Gregório Fernandes Canha, de 32 anos, dirigente do clube do Curral das Freiras, é um dos oito madeirenses que continuam desaparecidos na sequência da tragédia de 20 de Fevereiro. Para a sua mãe, "a esperança já morreu". À porta da residência, no sítio da Capela, o seu cão, quase sem apetite para comer, continua à espera que o dono regresse.

As buscas dos desaparecidos nas enxurradas foram retomadas na semana passada, deixando as famílias um pouco mais animadas mas ainda assim indiferentes às festividades deste fim-de-semana. As operações, com o auxílio de duas brigadas cinotécnicas da GNR especializadas na detecção de cadáveres, concentraram-se no Laranjal, numa das zonas altas da cidade do Funchal, onde residiam metade dos oito desaparecidos. O governo regional continua a não disponibilizar a lista dos mortos provocados pelo temporal.

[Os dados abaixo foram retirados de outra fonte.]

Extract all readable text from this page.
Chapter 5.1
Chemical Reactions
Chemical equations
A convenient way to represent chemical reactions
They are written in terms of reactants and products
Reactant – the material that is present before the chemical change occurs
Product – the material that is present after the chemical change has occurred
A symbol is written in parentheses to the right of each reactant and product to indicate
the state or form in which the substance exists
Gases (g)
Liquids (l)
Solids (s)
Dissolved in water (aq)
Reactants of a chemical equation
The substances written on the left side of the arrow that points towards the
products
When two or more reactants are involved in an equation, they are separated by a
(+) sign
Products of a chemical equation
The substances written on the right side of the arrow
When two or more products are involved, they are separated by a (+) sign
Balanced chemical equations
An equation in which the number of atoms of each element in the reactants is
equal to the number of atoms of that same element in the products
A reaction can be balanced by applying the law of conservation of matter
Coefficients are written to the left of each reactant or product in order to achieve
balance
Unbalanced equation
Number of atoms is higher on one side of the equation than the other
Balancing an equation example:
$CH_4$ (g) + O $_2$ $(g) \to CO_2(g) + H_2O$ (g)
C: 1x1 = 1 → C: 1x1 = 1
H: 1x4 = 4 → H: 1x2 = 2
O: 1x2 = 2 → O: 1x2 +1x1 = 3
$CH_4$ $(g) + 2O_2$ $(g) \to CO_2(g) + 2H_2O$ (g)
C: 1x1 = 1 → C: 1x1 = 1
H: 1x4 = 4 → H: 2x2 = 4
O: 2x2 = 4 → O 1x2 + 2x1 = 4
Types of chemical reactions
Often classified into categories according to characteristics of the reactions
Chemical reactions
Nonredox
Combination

"Não consigo descansar enquanto não forem encontrados os corpos da minha filha e da minha neta", lamenta Dora Abreu, residente na zona da Igreja da Visitação, um pouco abaixo da zona atingida por uma grande enxurrada. Neste sítio da freguesia de Santo António, as equipas da GNR procuram os corpos de Susana Micaela Pinto, Manuel Araújo Nunes, Diana Raquel Abreu Pereira e da sua filha Soraia Patrícia, de apenas nove meses.

Também na Ribeira Brava, os cães especializados na detecção do odor a cadáver tentam localizar Anacleta Macedo Silva, cozinheira dos bombeiros, e Carla Patrícia Abreu Pita, estudante, ambas arrastadas pelas enxurradas das suas residências no Pomar da Rocha. Na baía do Funchal continua por encontrar o corpo de Alexandre Clemente, desaparecido perto do Mercado dos Lavradores e, a oeste, na ribeira dos Socorridos, o de Gregório Canha.

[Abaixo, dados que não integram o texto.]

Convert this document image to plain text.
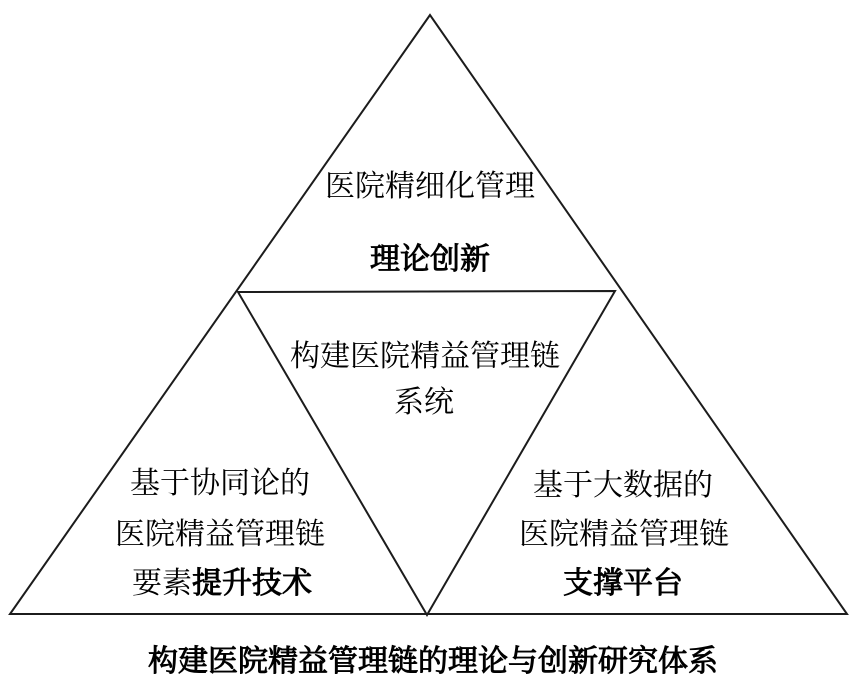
医院精细化管理
理论创新
构建医院精益管理链
系统
基于协同论的
医院精益管理链
要素提升技术
基于大数据的
医院精益管理链
支撑平台
构建医院精益管理链的理论与创新研究体系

Em todos estes casos as buscas têm sido infrutíferas, pelo que o balanço final, em termos de número de mortos, deve ultrapassar a meia centena. Isto se às vítimas cujo óbito está confirmado - 42 madeirenses e uma turista britânica - se somarem os corpos que ainda aguardam identificação pelo Instituto Nacional de Medicina Legal e as oito pessoas - de uma lista inicial de 256 - que, passados dois meses, continuam desaparecidas.

Apesar dos pedidos insistentes do PÚBLICO, o governo regional continua a recusar divulgar a identidade dos mortos. O executivo de Jardim manteve inalterável desde o segundo dia após a tragédia o número oficial de vítimas. Mas desde então foram encontrados mais cadáveres, houve informações contraditórias sobre as autópsias realizadas e foram recolhidos restos mortais que permanecem na morgue por identificar. T.deN.